I was first alerted to the state of climate science when I discovered that the early scientists attributed all warming to carbon dioxide. Natural variability was deemed unimportant. Nothing could offset CO2 induced warming. Previous warming events such as the MWP were not just ignored, there were attempts to erase inconvenient results. The 300 year warming from the LIA was ignored even though it clearly exists.

None of this is science in the real world, but it is at the heart of pseudoscience climate change. The models all run hot because they have a linear relationship between the carbon dioxide increase and temperature. When the divergence from reality became a problem, they increased the aerosol level to offset the warming. The model simulated our climate.

Except it didn’t. The aerosol level was completely unrealistic. Tweaking a model until it hindcasts a particular set of data correctly is not any sort of achievement either. Climate models are a long way from being predictive and may never be successful.

So where does this leave us? Climate science is a pseudoscience because incompetent people hijacked it and made it a model with a single dominant driver then convinced politicians that policy should be based on the flawed model output.

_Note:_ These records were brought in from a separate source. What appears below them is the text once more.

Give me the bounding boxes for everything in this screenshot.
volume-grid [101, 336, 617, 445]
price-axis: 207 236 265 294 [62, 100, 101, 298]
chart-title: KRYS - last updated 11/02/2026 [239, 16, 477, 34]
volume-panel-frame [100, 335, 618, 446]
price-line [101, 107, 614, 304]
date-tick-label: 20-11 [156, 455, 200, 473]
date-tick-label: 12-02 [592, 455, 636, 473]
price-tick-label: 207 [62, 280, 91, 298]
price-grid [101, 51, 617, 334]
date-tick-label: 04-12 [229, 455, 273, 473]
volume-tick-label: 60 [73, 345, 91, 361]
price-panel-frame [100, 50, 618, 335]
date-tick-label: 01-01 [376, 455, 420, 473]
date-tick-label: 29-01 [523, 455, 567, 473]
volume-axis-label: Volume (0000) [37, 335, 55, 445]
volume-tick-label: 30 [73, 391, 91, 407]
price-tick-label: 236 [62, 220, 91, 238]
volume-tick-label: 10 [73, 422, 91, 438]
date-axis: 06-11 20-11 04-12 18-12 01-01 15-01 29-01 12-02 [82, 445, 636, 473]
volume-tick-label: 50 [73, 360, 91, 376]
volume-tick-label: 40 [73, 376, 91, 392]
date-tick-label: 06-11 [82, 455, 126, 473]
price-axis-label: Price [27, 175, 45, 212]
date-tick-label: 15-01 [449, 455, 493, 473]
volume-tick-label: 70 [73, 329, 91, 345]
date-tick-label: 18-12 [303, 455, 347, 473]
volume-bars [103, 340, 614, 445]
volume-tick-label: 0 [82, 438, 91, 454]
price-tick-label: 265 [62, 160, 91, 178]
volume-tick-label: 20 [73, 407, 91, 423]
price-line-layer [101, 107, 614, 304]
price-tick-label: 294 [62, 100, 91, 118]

We have not progressed very far from that position today because it now has a trillion dollar industry to support and who is going to question the emperor’s clothes?

Oct 30, 2017 at 2:45 PM | Unregistered CommenterSchrodinger's Cat

SC. I must disagree. Firstly, we presumably do agree that an understanding of climate and of climate change is important, secondly that we need to do something more than wring our hands and wail that the subject is too hard. The only way we can advance our understanding is by simplifying the subject and by using complex models. Such models should be considered as gross approximations and (at present and perhaps always) totally unsuitable for long term predictions. This view avoids the question of whether climate models have been devised to confirm a postulate - that CO2 is the major control. Climate change modelling is not invalid science but it seems to be misapplied. However without an ability to accurately forecast, the chances of major funding would evaporate and political support would vanish.

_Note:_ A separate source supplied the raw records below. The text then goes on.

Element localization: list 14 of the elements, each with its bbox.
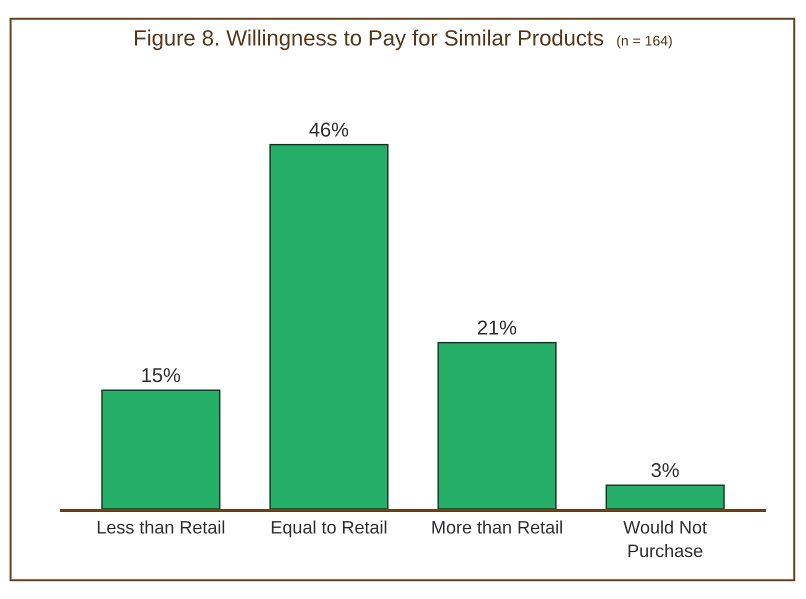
chart-title: Figure 8. Willingness to Pay for Similar Products: [133, 25, 604, 50]
data-label: 3%: [650, 460, 680, 482]
bar: [101, 389, 220, 509]
x-tick-label: Less than Retail: [96, 518, 226, 538]
bar: [437, 342, 557, 509]
data-label: 21%: [476, 318, 518, 340]
bar: [606, 484, 725, 509]
x-tick-label: Equal to Retail: [270, 518, 388, 538]
data-label: 46%: [308, 120, 350, 142]
chart-subtitle: (n = 164): [616, 32, 673, 48]
bar: [269, 144, 389, 509]
x-tick-label: More than Retail: [431, 518, 564, 538]
data-label: 15%: [140, 365, 181, 388]
x-tick-label: Would Not Purchase: [623, 518, 707, 561]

Oct 30, 2017 at 3:08 PM | Unregistered CommenterSupertroll

SC Further reflection suggests I that I disagree with another part of your last post, namely:
"Normal practice involves proposing a hypothesis that can be falsified. Climate science only has models. These models are incorrectly regarded as experiments and frequently a piece of work with a conclusion turns out to be entirely based on models including the data that was used in the first place. This is pseudoscience."

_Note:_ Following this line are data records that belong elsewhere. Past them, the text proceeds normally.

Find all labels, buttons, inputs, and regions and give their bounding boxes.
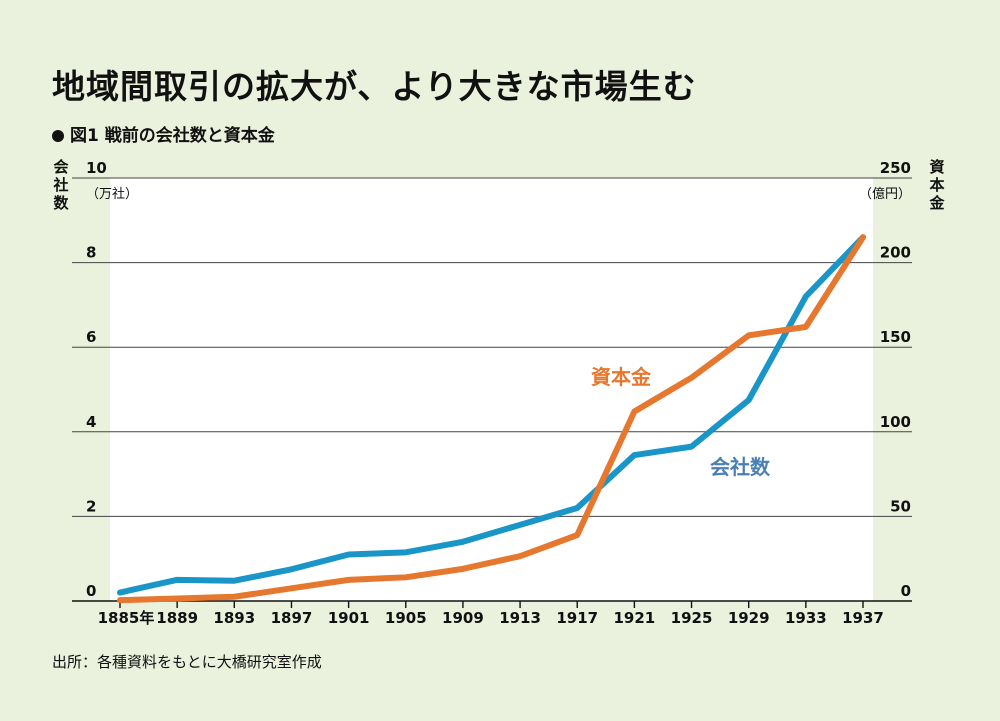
y-right-tick-label: 50 [890,497,911,515]
source-note: 出所：各種資料をもとに大橋研究室作成 [52,653,322,671]
y-left-tick-label: 6 [86,328,96,346]
figure-caption: 図1 戦前の会社数と資本金 [52,121,275,146]
x-tick-label: 1893 [213,609,255,627]
y-right-axis-title: 金 [928,194,945,212]
y-right-tick-label: 250 [880,159,911,177]
y-left-axis-title: 数 [53,194,69,212]
plot-area [110,178,873,601]
x-tick-label: 1913 [499,609,541,627]
y-left-tick-label: 4 [86,413,96,431]
x-tick-label: 1917 [556,609,598,627]
y-right-axis-title: 本 [929,176,944,194]
series-label: 資本金 [591,365,652,389]
y-left-tick-label: 0 [86,582,96,600]
page-title: 地域間取引の拡大が、より大きな市場生む [52,67,697,106]
x-tick-label: 1929 [728,609,770,627]
x-tick-label: 1901 [328,609,370,627]
y-right-tick-label: 0 [901,582,911,600]
y-right-unit: （億円） [859,186,911,202]
y-right-tick-label: 100 [880,413,911,431]
x-tick-label: 1921 [614,609,656,627]
y-left-axis-title: 会 [53,158,68,176]
x-tick-label: 1885年 [98,609,155,627]
y-right-tick-label: 150 [880,328,911,346]
y-right-axis-title: 資 [929,158,944,176]
x-tick-label: 1925 [671,609,713,627]
series-line [117,234,866,596]
x-tick-label: 1897 [271,609,313,627]
x-tick-label: 1937 [842,609,884,627]
y-left-tick-label: 8 [86,244,96,262]
x-tick-label: 1889 [156,609,198,627]
y-left-axis-title: 社 [52,176,68,194]
series-label: 会社数 [710,455,771,479]
x-tick-label: 1905 [385,609,427,627]
x-tick-label: 1909 [442,609,484,627]
series-line [117,234,866,604]
x-tick-label: 1933 [785,609,827,627]
bullet-icon [52,130,64,142]
y-left-unit: （万社） [86,186,138,202]
y-left-tick-label: 10 [86,159,107,177]
y-left-tick-label: 2 [86,497,96,515]
figure-caption-text: 図1 戦前の会社数と資本金 [70,126,275,146]
y-right-tick-label: 200 [880,244,911,262]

Let's take Galileo's experiments of rolling a ball down a slope. It would be relatively easy to produce from a number of critical experimental results a mathematical model that would incorporate controlling factors such as the gravitational constant, air resistance, friction angle of slope, length of slope etc. This model then could be used to accurately predict results (speed of ball, length of travel etc.) for all possible combinations of variables. The validity of the model could be checked by further experiments. Now let's make predictions for experiments made on the surface of Mercury or Mars. Change values for gravity, air resistance and produce results. But oh now I hear you cry those results are based on models so they can't be scientific. I can't falsify the results by experiment so it must be pseudoscientific. Yet similar, but much more complex predictions were made that resulted in successful landings or orbits of those planets. Popper's reliance on falsification for determining good science is overblown.